Женя подошла к ней, растроганная тем, что Ирина не сердится, не отмахивается от нее, как от назойливой му­хи, и говорит серьезно.

— Понять, по полочкам разложить,— горько усмех­нулась Ирина, сильно кривя губы.— Если бы смогла... Признайся, ты бы радовалась, если бы из любви к тебе какой-то человек бросил бы все на свете? Или пошел бы на всё!

Женя неуверенно кивнула.

— Тогда послушай и сама рассуди. Два года назад у нас с Леней что-то надломилось. Было очень трудно и между нами, и вообще здесь, в больнице. Мы сделали опе­рацию одному старику, а он умер. Месяц болел до опера­ции, месяц болел после нее. Нашей вины не было, но ты бы видела, как изменился Леонид.
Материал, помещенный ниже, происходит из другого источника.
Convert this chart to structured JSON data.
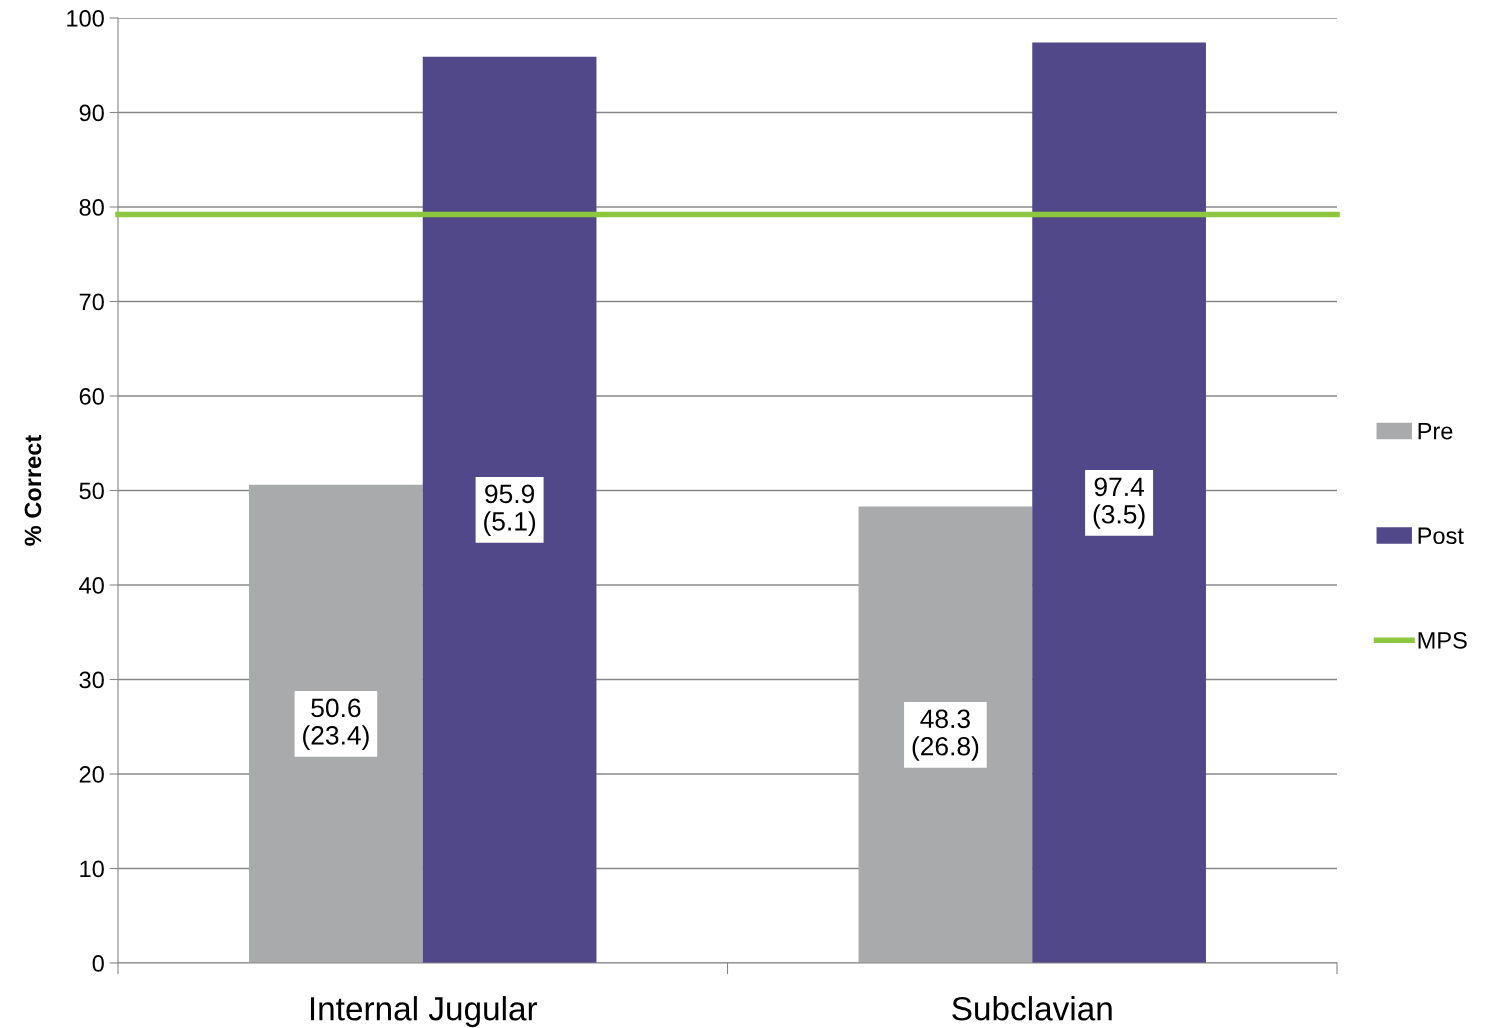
{
  "chart_data": {
    "type": "bar",
    "ylabel": "% Correct",
    "categories": [
      "Internal Jugular",
      "Subclavian"
    ],
    "series": [
      {
        "name": "Pre",
        "color": "#a9aaab",
        "values": [
          50.6,
          48.3
        ],
        "value_labels": [
          "50.6\n(23.4)",
          "48.3\n(26.8)"
        ]
      },
      {
        "name": "Post",
        "color": "#514889",
        "values": [
          95.9,
          97.4
        ],
        "value_labels": [
          "95.9\n(5.1)",
          "97.4\n(3.5)"
        ]
      }
    ],
    "ref_lines": [
      {
        "axis": "y",
        "value": 79.2,
        "label": "MPS",
        "color": "#8dc63f"
      }
    ],
    "ylim": [
      0,
      100
    ],
    "yticks": [
      0,
      10,
      20,
      30,
      40,
      50,
      60,
      70,
      80,
      90,
      100
    ],
    "grid": "y",
    "legend": "right"
  }
}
Перестал меня заме­чать. Ничего как будто не осталось от нашей любви, от искренности, от прежней теплоты. Понимаешь — ну ни­чего! Весь этот месяц, пока умирал старик, я жила, в сущности, одна-одинешенька, как мышь в щели. Говорю Леониду, опомнись, побереги себя, у тебя впереди еще сотни и сотни больных, ты должен сохранить для них свои силы, свое спокойствие. Ради Бога, возьми себя в руки. А он отвечает, что совершенно спокоен, руки опускать не думал, и что он таким всегда был, ничуть не изменился. Понимаешь, ну прямо как стена какого-то взаимного непонимания. Что мне оставалось думать? Чужой дряхлый старик для него значит больше, чем род­ная жена. Но стариком дело не кончилось. Привезли однажды дру­гого больного. Мы готовились к операции, когда узнали, что в соседнем совхозе уже вторые сутки не мо­жет разродиться женщина. Неотложно нужна акушерка. На улице пурга, ни пройти ни проехать, но Леонид об этом совершенно не думал. А я знала, если эта женщи­на умрет в тридцати километрах от нашей больницы, он полгода не будет замечать меня. Для него долг превыше всего. И я согласилась поехать. Одна, в метель, лишь бы кто-нибудь довез. Нашелся такой смельчак — Хлынов. Поехали, я приняла роды, все благополучно. На обрат­ном пути заночевали в ауле... Ты еще не знаешь, как это бывает...

Жене стало жарко, щеки ее пылали, но она не сбра­сывала теплый платок, боялась пошевелиться, чтобы не спугнуть откровенность Ирины.

— Я все понимаю,— заверила ее Женя.— Всё-всё!

Ирина ее не слышала, продолжала рассеянно, отре­шенно:

— Сергей грубоват, может быть, диковат, но он на­стоящий, цельный. Он любит меня, и на него можно поло­житься всегда. А Леонид... Ах, господи, сравниваю, как дура, всё не то! – раздраженно закончила Ирина.— Пус­той разговор!— Она нетерпеливо глянула на часы, быст­ро, гневно обернулась к Жене.— Не спрашивай меня больше. Что хочу, то и делаю!

Неожиданная грубость Ирины задела Женю.

— Почему вы не расскажете всё мужу?

— Надеюсь на твою услугу.

— Вы с Хлыновым хотите жить вопреки совести. А я так не могу. Я хочу жить так, как велит моя совесть.

— Слова-то какие подобрала!

Ничего не осталось от их прежней вежливости, так­та, даже нежности. Дружба кончилась. Обе понимали, что говорят крайности, и не могли удержаться от ссоры.

— Ведь мы с Леонидом Петровичем вместе работа­ем,— жалко продолжала Женя, лихорадочно ища доводы, пытаясь ухватиться за какую-то вескую причи­ну.— Чужие жизни, можно сказать, вместе в руках дер­жим. Как мне теперь молчать, как скрывать? Лучше бы мне вообще ничего не знать!